Jakob Hein - Herr Jensen steigt aus

  • Jakob Hein - Herr Jensen steigt aus


    Kurzbeschreibung
    Sie sind komisch. Sie sind tragisch. Wir erkennen uns in ihnen wieder und betrachten fortan das Alltägliche mit anderen Augen: Von Gregor Samsa bis Garp bevölkern Sonderlinge die Literatur. Herr Jensen ist einer von ihnen. Herr Jensen arbeitet bei der Post. Sorgfältig, beinahe liebevoll pflegt er seine Zustellungen in die Schlitze der Briefkästen zu schieben. Arbeitet Herr Jensen nicht, denkt er über geheime Jagdgründe für Frauen nach oder über die Schwerkraft. Für ihn hätte es immer so weitergehen können.

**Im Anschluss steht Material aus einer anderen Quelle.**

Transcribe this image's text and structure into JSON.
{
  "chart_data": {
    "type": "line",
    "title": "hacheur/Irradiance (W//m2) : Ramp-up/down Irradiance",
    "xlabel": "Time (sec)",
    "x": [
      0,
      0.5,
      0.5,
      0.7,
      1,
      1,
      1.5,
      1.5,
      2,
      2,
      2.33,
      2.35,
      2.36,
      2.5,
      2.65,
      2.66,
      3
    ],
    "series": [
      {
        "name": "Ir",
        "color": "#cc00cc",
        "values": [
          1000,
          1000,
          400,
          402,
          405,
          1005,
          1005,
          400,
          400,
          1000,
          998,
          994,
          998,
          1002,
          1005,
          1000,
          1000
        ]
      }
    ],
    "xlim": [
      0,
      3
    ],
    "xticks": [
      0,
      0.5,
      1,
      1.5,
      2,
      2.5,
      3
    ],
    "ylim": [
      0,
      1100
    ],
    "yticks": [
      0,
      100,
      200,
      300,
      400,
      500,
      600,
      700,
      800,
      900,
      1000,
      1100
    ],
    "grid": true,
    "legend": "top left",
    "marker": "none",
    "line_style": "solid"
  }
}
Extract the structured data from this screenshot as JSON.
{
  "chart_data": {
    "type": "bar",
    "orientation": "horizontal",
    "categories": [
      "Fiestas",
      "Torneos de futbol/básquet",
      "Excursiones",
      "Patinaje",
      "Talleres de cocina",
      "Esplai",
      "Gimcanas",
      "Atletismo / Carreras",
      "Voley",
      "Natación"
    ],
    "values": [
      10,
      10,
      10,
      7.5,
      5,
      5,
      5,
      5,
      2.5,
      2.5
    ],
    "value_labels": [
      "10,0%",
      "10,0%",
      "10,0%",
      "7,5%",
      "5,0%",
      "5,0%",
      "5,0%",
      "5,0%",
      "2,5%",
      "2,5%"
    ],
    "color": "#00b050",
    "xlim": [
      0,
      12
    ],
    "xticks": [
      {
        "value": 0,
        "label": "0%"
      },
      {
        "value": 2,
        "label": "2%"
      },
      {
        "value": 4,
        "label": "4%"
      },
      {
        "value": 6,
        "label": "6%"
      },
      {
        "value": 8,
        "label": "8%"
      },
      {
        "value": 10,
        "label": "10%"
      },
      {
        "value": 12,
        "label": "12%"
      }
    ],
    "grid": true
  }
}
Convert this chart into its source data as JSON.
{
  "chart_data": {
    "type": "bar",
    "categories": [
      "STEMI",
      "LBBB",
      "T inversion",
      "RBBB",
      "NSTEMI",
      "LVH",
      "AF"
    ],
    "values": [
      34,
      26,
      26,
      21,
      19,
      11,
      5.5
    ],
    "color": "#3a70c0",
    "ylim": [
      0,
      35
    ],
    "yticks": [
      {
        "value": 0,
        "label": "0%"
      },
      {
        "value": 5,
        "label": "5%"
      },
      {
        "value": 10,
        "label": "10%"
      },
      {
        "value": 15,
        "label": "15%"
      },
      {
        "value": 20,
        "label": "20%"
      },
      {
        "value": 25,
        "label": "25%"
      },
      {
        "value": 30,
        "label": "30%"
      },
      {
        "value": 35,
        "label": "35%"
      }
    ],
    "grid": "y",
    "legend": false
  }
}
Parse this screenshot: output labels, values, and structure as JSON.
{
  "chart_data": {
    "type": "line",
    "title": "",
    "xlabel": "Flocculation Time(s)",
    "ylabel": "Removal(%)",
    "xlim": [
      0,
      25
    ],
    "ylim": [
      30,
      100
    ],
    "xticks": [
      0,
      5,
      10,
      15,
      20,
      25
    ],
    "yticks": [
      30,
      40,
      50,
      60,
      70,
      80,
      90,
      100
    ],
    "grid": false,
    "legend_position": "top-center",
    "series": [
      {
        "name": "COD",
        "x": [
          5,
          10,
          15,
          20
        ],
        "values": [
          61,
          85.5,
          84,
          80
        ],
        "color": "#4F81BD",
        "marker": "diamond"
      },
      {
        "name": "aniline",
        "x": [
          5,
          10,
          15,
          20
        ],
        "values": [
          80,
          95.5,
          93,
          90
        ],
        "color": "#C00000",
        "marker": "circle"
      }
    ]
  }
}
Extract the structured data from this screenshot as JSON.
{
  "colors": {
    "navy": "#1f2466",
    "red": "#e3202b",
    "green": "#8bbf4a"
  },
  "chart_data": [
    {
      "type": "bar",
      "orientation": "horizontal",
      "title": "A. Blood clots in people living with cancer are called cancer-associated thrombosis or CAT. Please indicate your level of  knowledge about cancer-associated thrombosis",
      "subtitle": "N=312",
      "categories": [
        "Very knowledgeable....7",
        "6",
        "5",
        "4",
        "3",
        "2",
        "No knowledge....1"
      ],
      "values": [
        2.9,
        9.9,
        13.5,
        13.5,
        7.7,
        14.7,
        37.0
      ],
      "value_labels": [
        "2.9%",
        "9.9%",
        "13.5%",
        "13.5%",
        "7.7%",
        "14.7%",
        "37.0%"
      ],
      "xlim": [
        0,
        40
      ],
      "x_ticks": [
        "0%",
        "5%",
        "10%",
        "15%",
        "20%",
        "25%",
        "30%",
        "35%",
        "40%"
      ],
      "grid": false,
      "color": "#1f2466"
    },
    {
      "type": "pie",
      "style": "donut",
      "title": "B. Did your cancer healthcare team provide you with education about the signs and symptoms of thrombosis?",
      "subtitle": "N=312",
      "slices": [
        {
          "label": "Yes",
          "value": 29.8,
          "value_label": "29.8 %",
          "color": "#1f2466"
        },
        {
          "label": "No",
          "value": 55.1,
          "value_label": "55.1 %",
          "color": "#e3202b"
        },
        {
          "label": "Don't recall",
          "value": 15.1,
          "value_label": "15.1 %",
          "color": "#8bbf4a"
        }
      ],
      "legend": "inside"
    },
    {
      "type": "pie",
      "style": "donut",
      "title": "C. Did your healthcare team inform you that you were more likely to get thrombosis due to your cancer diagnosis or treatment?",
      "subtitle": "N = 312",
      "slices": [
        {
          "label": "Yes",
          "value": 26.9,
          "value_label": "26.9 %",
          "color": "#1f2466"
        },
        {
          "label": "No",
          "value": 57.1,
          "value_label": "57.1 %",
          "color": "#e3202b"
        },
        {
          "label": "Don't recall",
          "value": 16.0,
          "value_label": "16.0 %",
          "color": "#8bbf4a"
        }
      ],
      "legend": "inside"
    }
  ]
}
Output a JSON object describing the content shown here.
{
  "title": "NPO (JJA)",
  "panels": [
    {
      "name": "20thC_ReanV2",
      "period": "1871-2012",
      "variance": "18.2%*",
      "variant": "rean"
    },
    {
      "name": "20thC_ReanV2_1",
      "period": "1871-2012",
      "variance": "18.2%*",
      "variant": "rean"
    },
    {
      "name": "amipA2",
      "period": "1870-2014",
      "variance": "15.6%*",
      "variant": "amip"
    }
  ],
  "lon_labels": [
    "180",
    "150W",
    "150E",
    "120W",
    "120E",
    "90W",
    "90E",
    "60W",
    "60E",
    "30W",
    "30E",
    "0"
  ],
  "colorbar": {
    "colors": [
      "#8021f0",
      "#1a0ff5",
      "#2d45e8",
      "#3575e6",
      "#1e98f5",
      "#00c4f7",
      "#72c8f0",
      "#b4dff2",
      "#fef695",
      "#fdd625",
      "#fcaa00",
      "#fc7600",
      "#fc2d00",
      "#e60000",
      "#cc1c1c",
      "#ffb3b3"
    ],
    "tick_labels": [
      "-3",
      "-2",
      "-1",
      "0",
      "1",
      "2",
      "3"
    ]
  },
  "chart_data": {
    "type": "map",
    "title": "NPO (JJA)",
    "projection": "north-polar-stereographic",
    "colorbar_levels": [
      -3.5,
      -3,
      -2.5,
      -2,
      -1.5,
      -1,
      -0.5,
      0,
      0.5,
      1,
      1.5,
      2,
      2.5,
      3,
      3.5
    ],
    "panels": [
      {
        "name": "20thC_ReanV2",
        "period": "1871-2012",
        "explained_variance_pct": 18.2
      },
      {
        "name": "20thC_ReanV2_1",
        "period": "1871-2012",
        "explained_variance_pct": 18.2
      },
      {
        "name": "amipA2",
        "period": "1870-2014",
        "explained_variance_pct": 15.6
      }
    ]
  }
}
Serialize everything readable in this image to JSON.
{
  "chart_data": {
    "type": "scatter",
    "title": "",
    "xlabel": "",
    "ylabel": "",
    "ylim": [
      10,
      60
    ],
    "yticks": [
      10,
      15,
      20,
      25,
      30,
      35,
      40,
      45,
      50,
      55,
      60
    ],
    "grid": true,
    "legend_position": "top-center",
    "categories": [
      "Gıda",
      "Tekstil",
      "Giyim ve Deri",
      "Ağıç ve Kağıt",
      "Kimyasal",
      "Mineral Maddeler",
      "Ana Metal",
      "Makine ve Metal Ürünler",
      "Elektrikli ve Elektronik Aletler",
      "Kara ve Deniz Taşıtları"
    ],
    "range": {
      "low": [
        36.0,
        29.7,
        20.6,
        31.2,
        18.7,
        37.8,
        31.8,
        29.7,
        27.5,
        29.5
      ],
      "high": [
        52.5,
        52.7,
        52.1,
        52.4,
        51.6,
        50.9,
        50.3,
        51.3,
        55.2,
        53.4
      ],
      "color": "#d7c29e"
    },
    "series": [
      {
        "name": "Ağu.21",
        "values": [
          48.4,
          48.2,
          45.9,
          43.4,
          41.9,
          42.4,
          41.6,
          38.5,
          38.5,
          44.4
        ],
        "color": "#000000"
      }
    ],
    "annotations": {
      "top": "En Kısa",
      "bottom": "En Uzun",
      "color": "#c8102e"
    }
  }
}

Eines Tages allerdings wird Herr Jensen freigestellt, um Freistellungen vermeiden zu können, wie man ihm erklärt. Bald darauf stellt er fest, daß man einen Wecker, der nicht mehr wecken muß, eigentlich Uhr nennen sollte. Immer seltener verläßt er seine Wohnung. Denn nun ist er einer ganz großen Sache auf der Spur, nur entdecken darf ihn dabei keiner – dafür hat Herr Jensen gesorgt. Ist es wirklich die hohe Kunst des Nichtstuns, die Herrn Jensen treibt, oder verfolgt er nicht doch einen geheimen Plan? Nicht das Alltägliche, nicht der Wahnsinn interessieren Jakob Hein, es ist der schmale Grat dazwischen.


    Über den Autor
    Jakob Hein ist 1971 in Leipzig geboren und lebt als praktizierender Arzt mit seiner Frau und seinen beiden Söhnen in Berlin. Zuletzt erschienen von ihm sein autobiographisches Familienporträt »Vielleicht ist es sogar schön« und »Herr Jensen steigt aus«.


    Meine Meinung
    Auf das Buch wurde ich durch die Lesen!-Sendung von Elke Heidenreich aufmerksam, auch mein Mann fand das Buch sehr interessant und so wurde es gekauft. Mein Mann hat es zuerst gelesen und fand es interessant, gut geschrieben, aber auch ein wenig öde zwischendurch.


    Herr Jensen ist Postbote, bis er gekündigt wird, um betriebsbedingte Kündigungen zu vermeiden. Arbeitslos beginnt er dann, sich Gedanken um sein weiteres Leben zu machen. Zuerst fallen ihm spektakuläre Ideen ein (wie z.B. Talkshows analysieren) bis er dann eines Tages den Fernseher samt Videorekorder entsorgt. Er muss in eine völligst sinn- und vor allem nutzlose Maßnahme des Arbeitsamtes, in der er nur die Müllkippe draussen betrachtet. Irgendwann fängt er an, nichts zu tun, sich dem System komplett zu entziehen und zu verweigern. Dadurch vereinsamt er total und wird langsam aber sicher paranoid.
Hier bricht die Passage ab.